“Ni hao” is Mandarin for “hello”. I don’t think I can safely say my Mandarin is coming along. I wish I could say it’s coming along well, but it’s slow process for my aging brain. That said, I am beginning to get the sentence patterns, am slowly learning some vocabulary, and am understanding a little bit more every day. A very little bit, but it is improving perceptively. In about two years maybe I’ll be able to function on some kind of meanful level. I work on it every day.
China is feeling like home these days. I have a yearning to travel more, but for now I’m enjoying making a home here. Hey, Mt Rushmore is in a park across the street, so why go back to the States?
Okay, it’s a petit Mt Rushmore, but I cannot think of a place more like South Dakota than Chongqing, can you? There’s also a mini David, a normal sized Aphrodite (I think), a mini Notre Dame and more beyond this neoclassical park entrance.
And now that we have a near proper kitchen with a toaster oven, I can make some of the foods we eat back in the States. I’ve made oatmeal cookies and pizza so far. The other day, our friends Pi Pi, Xue Xue and their baby girl, Meow Meow, came over for some meatloaf with Heinz ketchup, rosemary potatoes and salad with thousand island dressing. Of course there was kimchi, too. And since it was just after China’s mid-autumn festival, or harvest day they call it in Korea, we had scrumptious moon cakes they brought. Everybody, and I mean everybody, eats these at this time of the year. They are basically pastry sweets with traditional designs molded into the top. Yum.
I wrote last time that Myung is starting up a business. She’s going to have a store selling Korean cosmetics. Korean stuff of any kind is very popular in China. The rage hasn’t maxxed out the market out here in Chongqing, so we think she has a good chance of succeeding with it. She’s been busy with the planning. On October 6 she is going to meet with the distributor in Beijing, then go to Seoul to make further arrangements and pick up some stuff to bring back. The store front is nothing to look at now, but she’ll have it remodeled. She wants me to wait to show a picture of it till it’s done, but here is the pedestrian mall area in which it will be located and the typical stores around where she is.
In the following picture, her place is the black K-3 place. K-3 is a popular Japanese backpack brand. It’ll look a lot different when she’s finished.
She’s hoping to be able to advertise in the space above where the dance studio currentlly has that big display. I think it just might work, especially with a real Korean running it.
Now that she has settled on a location, we aren’t running around all over town looking for a place.
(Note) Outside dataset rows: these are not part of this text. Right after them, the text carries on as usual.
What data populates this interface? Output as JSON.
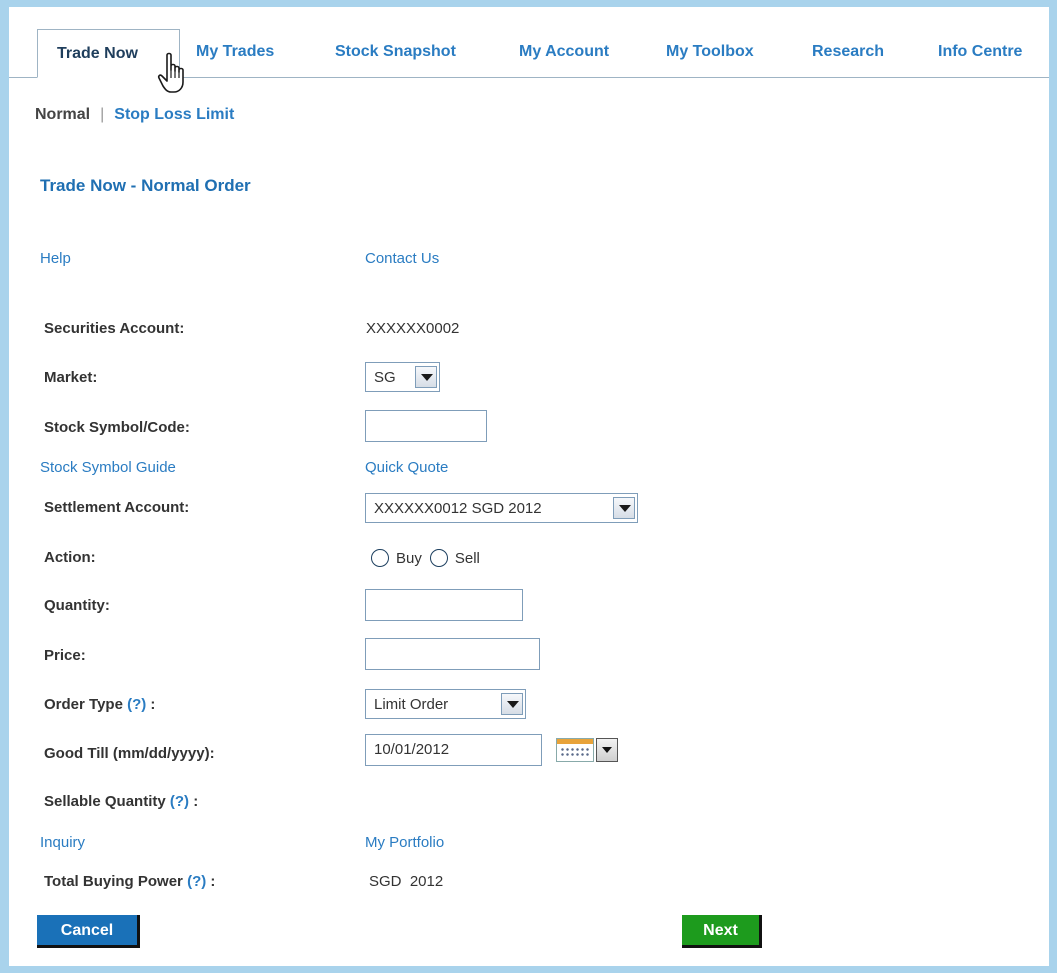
{
  "tabs": [
    {
      "label": "Trade Now"
    },
    {
      "label": "My Trades"
    },
    {
      "label": "Stock Snapshot"
    },
    {
      "label": "My Account"
    },
    {
      "label": "My Toolbox"
    },
    {
      "label": "Research"
    },
    {
      "label": "Info Centre"
    }
  ],
  "subnav": {
    "current": "Normal",
    "separator": "|",
    "link": "Stop Loss Limit"
  },
  "heading": "Trade Now - Normal Order",
  "top_links": {
    "help": "Help",
    "contact": "Contact Us"
  },
  "form": {
    "securities_account": {
      "label": "Securities Account:",
      "value": "XXXXXX0002"
    },
    "market": {
      "label": "Market:",
      "value": "SG"
    },
    "stock_symbol": {
      "label": "Stock Symbol/Code:",
      "value": ""
    },
    "stock_links": {
      "guide": "Stock Symbol Guide",
      "quote": "Quick Quote"
    },
    "settlement_account": {
      "label": "Settlement Account:",
      "value": "XXXXXX0012 SGD 2012"
    },
    "action": {
      "label": "Action:",
      "buy": "Buy",
      "sell": "Sell"
    },
    "quantity": {
      "label": "Quantity:",
      "value": ""
    },
    "price": {
      "label": "Price:",
      "value": ""
    },
    "order_type": {
      "label": "Order Type",
      "help": "(?)",
      "suffix": ":",
      "value": "Limit Order"
    },
    "good_till": {
      "label": "Good Till (mm/dd/yyyy):",
      "value": "10/01/2012"
    },
    "sellable_quantity": {
      "label": "Sellable Quantity",
      "help": "(?)",
      "suffix": ":"
    },
    "inquiry_links": {
      "inquiry": "Inquiry",
      "portfolio": "My Portfolio"
    },
    "total_buying_power": {
      "label": "Total Buying Power",
      "help": "(?)",
      "suffix": ":",
      "value": "SGD  2012"
    }
  },
  "buttons": {
    "cancel": "Cancel",
    "next": "Next"
  },
  "icons": {
    "cursor": "hand-pointer-icon",
    "calendar": "calendar-icon",
    "dropdown": "chevron-down-icon"
  },
  "colors": {
    "link": "#2a7cc2",
    "frame": "#a9d3ec",
    "cancel": "#1a71b8",
    "next": "#1d9b1d"
  }
}
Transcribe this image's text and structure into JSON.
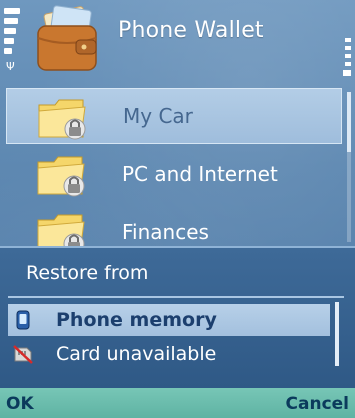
{
  "header": {
    "title": "Phone Wallet",
    "app_icon": "wallet-icon"
  },
  "list": {
    "items": [
      {
        "label": "My Car",
        "icon": "locked-folder-icon",
        "selected": true
      },
      {
        "label": "PC and Internet",
        "icon": "locked-folder-icon",
        "selected": false
      },
      {
        "label": "Finances",
        "icon": "locked-folder-icon",
        "selected": false
      }
    ]
  },
  "popup": {
    "title": "Restore from",
    "options": [
      {
        "label": "Phone memory",
        "icon": "phone-memory-icon",
        "selected": true
      },
      {
        "label": "Card unavailable",
        "icon": "memory-card-unavailable-icon",
        "selected": false
      }
    ]
  },
  "softkeys": {
    "left": "OK",
    "right": "Cancel"
  },
  "colors": {
    "background": "#5b86b0",
    "highlight": "#a3c0de",
    "softkey_bar": "#5fb3a3",
    "softkey_text": "#0b3a5c"
  }
}
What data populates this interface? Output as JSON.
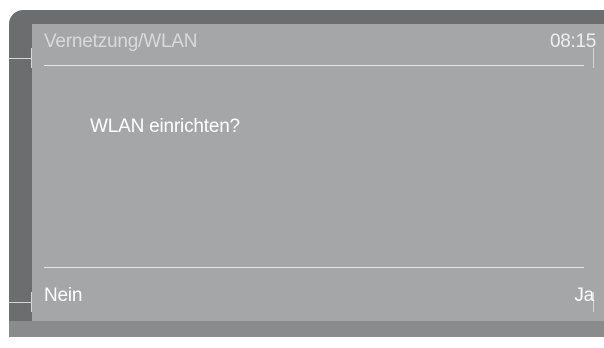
{
  "header": {
    "title": "Vernetzung/WLAN",
    "time": "08:15"
  },
  "dialog": {
    "question": "WLAN einrichten?"
  },
  "softkeys": {
    "left_label": "Nein",
    "right_label": "Ja"
  }
}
She’s doing her own thing now. My days pass routinely. We get up and have instant coffee and breakfast together, usually western food like oatmeal or fruit with meusli and yogurt or eggs and toast (from our toaster oven). This morning we had Korean food, though, squash porridge. We watch some morning TV news, then look at the computer. Then usually we go somewhere, often just the store. Then she does her work on the computer while I study Mandarin. Then there’s the continuing effort to clean up the crud around this apartment. Lunch and dinner happen. For me there is a lot of down time. Myung usually goes out for a walk. Evenings are whatever. Exciting, eh? What a homebody I’ve become. It doesn’t bother me, though. I’ve been active enough for the past four years. I don’t mind hanging out.
That’s about it for now. I’ll write again when there is something to talk about. Be well, all of you.